In the following problems the air resistance is constant (air resistance always opposes the motion).
(a) A ball is thrown vertically upward. If time of ascent is `t_(1)` and time of descent is `t_(2)`, which time is greater ?
(b) A ball is thrown vertically upward with speed `u` and on returning to the ground, its speed is `v_(0)`. Which speed is greater ?
(c) Two balls `A` and `B (m_(A) gt m_(B))` are thrown vertically upward with same speed. Which ball `A` or `B` (heavier or lighter) wil attain greater height ?

(a) If you ask this question , majority of students will say that time of ascent `(t_(1))` is greater than time of descent `(t_(2))` , but this is incorrect. In fact time of descent is greater than time of ascent `(t_(2) gt t_(1))`. This can be proved in following manner.
Let the air resistance br `R` (constant in magnitude) and same for all bodies (given in problem).
Upward motion : `h = (1)/(2) a' t_(1)^(2)` (i)
Downward motion : `h = (1)/(2) at_(2)^(2)` (ii)

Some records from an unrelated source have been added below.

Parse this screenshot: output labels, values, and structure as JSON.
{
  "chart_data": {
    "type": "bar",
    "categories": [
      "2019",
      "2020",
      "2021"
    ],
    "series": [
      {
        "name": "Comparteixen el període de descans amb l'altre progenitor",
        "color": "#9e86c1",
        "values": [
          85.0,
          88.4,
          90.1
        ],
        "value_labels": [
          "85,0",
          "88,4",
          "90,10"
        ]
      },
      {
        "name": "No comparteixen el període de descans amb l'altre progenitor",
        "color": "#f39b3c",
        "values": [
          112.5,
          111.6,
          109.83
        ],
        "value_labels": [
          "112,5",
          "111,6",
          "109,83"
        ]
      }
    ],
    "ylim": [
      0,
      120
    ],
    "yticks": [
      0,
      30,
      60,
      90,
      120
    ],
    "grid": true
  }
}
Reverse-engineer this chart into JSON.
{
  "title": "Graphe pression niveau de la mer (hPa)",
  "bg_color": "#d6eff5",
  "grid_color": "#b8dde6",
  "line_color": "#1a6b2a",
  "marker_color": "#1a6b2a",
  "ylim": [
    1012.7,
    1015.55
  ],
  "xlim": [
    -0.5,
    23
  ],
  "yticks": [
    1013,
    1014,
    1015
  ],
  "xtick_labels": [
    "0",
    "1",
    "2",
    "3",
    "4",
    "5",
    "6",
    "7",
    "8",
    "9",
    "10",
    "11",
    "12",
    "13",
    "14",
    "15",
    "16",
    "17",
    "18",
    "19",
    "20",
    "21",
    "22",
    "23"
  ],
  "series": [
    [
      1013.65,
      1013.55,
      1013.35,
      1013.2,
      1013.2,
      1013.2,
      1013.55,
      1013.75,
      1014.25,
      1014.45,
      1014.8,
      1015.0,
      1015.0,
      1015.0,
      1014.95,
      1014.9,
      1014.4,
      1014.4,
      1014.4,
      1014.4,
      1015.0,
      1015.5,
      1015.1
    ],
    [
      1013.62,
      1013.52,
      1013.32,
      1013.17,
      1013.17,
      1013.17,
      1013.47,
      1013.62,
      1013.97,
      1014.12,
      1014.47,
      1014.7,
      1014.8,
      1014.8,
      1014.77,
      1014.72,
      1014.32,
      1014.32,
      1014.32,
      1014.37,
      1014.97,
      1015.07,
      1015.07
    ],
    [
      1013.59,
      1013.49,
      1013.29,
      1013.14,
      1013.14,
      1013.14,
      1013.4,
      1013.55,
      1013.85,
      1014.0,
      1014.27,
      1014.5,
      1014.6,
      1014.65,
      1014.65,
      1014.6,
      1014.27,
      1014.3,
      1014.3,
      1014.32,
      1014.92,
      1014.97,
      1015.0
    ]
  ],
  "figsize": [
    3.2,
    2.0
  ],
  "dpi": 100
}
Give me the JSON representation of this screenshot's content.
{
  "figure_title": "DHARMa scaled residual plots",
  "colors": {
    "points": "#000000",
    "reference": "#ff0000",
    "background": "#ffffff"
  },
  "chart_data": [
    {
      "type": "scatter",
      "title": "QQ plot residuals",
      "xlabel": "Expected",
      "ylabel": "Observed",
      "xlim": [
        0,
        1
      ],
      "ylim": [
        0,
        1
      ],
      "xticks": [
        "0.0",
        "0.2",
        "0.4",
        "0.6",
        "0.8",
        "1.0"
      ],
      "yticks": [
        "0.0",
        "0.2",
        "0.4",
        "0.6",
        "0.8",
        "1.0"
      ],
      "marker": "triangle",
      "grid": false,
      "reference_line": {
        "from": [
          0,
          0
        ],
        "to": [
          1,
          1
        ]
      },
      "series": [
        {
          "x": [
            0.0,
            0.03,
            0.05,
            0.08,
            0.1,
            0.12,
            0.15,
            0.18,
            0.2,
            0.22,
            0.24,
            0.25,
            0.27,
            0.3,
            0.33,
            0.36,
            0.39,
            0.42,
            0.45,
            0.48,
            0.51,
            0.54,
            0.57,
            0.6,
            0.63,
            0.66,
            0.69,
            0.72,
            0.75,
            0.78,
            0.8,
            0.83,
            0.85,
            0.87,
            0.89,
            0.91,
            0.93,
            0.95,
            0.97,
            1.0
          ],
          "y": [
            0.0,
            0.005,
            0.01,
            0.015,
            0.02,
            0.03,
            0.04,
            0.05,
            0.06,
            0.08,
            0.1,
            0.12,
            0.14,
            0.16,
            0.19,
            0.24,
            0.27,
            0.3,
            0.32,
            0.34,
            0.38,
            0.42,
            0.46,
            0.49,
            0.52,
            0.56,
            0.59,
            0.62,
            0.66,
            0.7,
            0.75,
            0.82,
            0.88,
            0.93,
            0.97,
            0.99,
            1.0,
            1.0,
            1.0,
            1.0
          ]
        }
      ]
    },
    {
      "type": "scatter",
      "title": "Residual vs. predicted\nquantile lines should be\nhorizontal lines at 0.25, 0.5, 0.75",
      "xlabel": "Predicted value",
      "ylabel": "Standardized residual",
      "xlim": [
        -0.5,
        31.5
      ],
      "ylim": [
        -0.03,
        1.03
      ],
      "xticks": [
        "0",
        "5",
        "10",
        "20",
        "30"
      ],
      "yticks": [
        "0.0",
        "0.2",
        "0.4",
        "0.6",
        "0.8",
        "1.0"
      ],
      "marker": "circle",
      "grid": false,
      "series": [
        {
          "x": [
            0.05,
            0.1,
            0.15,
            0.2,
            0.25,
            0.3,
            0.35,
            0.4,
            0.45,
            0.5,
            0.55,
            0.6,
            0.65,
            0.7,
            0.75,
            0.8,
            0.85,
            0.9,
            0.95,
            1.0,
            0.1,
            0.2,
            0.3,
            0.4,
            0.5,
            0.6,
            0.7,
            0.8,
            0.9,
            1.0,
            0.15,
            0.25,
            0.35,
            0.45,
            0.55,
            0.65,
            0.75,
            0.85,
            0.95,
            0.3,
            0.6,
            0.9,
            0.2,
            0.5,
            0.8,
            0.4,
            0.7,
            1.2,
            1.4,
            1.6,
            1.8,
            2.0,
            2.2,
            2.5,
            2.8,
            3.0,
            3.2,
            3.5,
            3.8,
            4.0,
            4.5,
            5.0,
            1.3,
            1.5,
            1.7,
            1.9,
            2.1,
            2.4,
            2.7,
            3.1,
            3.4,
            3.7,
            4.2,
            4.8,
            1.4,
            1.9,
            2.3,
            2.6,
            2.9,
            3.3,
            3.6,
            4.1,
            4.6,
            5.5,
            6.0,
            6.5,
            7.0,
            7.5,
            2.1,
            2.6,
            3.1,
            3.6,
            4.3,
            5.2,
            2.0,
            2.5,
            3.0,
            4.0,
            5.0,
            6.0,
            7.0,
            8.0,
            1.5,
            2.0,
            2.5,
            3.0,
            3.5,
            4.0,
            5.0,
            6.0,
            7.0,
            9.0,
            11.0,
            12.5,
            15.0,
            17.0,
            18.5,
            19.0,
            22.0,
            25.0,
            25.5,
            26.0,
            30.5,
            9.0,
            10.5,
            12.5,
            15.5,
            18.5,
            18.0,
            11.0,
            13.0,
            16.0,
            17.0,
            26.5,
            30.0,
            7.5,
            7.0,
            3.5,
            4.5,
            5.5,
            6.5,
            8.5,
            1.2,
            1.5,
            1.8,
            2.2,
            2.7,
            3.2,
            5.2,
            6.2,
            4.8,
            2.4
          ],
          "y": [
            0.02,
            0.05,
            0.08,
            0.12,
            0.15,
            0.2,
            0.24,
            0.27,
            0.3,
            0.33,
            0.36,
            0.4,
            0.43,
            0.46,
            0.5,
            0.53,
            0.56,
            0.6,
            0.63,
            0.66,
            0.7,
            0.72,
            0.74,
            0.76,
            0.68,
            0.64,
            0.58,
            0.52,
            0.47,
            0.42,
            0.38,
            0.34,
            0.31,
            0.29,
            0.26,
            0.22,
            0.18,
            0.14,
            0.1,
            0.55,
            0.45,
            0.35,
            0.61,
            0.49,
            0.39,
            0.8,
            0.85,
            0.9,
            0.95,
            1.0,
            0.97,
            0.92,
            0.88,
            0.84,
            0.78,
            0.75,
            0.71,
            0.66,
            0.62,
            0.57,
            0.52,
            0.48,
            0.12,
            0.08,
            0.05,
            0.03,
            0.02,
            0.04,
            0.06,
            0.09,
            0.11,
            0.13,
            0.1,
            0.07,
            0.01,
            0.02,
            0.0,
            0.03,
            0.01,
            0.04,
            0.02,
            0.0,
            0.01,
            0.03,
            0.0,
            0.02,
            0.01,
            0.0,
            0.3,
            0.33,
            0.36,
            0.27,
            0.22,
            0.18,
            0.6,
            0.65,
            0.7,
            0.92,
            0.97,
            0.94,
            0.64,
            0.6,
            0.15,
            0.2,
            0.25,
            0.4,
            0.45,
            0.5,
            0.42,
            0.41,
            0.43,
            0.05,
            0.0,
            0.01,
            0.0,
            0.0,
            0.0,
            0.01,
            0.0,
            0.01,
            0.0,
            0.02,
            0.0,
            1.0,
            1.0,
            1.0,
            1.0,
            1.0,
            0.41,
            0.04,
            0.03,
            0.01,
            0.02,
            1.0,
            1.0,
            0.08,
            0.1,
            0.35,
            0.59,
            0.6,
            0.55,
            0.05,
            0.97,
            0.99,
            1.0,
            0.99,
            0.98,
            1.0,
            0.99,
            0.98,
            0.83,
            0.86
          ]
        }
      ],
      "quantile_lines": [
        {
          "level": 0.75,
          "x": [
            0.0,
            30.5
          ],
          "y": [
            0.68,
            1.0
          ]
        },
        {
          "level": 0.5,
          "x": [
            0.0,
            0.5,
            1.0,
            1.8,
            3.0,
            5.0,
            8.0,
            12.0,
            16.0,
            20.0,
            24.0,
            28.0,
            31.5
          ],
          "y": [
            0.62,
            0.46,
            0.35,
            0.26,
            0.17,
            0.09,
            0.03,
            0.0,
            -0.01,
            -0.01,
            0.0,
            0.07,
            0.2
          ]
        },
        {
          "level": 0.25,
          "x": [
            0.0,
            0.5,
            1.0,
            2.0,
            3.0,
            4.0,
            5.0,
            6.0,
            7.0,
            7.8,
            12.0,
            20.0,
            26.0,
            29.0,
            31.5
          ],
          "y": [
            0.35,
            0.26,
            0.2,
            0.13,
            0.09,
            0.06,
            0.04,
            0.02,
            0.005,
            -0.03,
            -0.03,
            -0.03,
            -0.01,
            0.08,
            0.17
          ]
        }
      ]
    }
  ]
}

`(1)/(2) a' t_(1)^(2) = (1)/(2) at_(2)^(2)`
`(t_(2)^(2))/(t_(1)^(2)) = (a')/(a) = (g + (R)/(m))/( g - (R)/(m))`
` (t_(2))/(t_(1)) = sqrt((g + (R)/(m))/( g - (R)/(m)))`
Clearly , `t_(2) gt t_(1)`.
Time of descent `(t_(2))` gt Time of ascent `(t_(1))`
Think of two vehicles that are moving with same velocity. To stop the vehicles , on one vehicle `4 ` persons ( of equal strength) are employed and on another vehicle `7` persons are employed . The vehicle on which `7` persons are working will be stopped quickly . in the same manner , when the ball is moving up , forces opposing the motion are weight of hte ball and air resistance , while in downward motion opposing force is air resistance , obviously `t_(1) lt t_(2)`.
(b) Upward motion :
`v^(2) = u^(2) - 2 a' h` (i)
`0 = u^(2) - 2 a' h`
Downward motion :
`v^(2) = u^(2) + 2 ah`
`v_(0)^(2) = 0 + 2 ah` (ii)
`(v_(0)^(2))/(u^(2)) = (a)/(a')`
`(v_(0))/(u) = sqrt((g - (R)/(m))/(g + (R)/(m)))`
`v_(0) lt u` , speed `u` is greater.
( c) Ball A : retardation `a'_(A) = g + (R)/(m_(A))`
Ball B : retardation `a'_(B) = g + (R)/(m_(B))`
`v^(2) = u^(2) - 2a'h`
Ball A : `0 = u^(2) - 2 a'_(A) h_(A)` (i)
Ball B : `0 = u^(2) - 2 a'_(B) h_(B)` (ii)
` 2 a'_(A) h_(A) = 2 a'_(B) h_(B)`
`(h_(A))/(h_(B)) = (a'_(B))/(a'_(A)) = (g + (R)/(m_(B)))/(g + (R)/(m_(A)))`
`m_(A) gt m_(B)`
`(R)/(m_(A)) lt (R)/(m_(B))`
`(g + (R)/(m_(A))) lt ( g + (R)/(m_(B)))`
`h_(A) gt h_(B)`
The heavier ball (A) will attain greater height.
OR
The retardation of heavier ball will be smaller , hence it will attain greater height.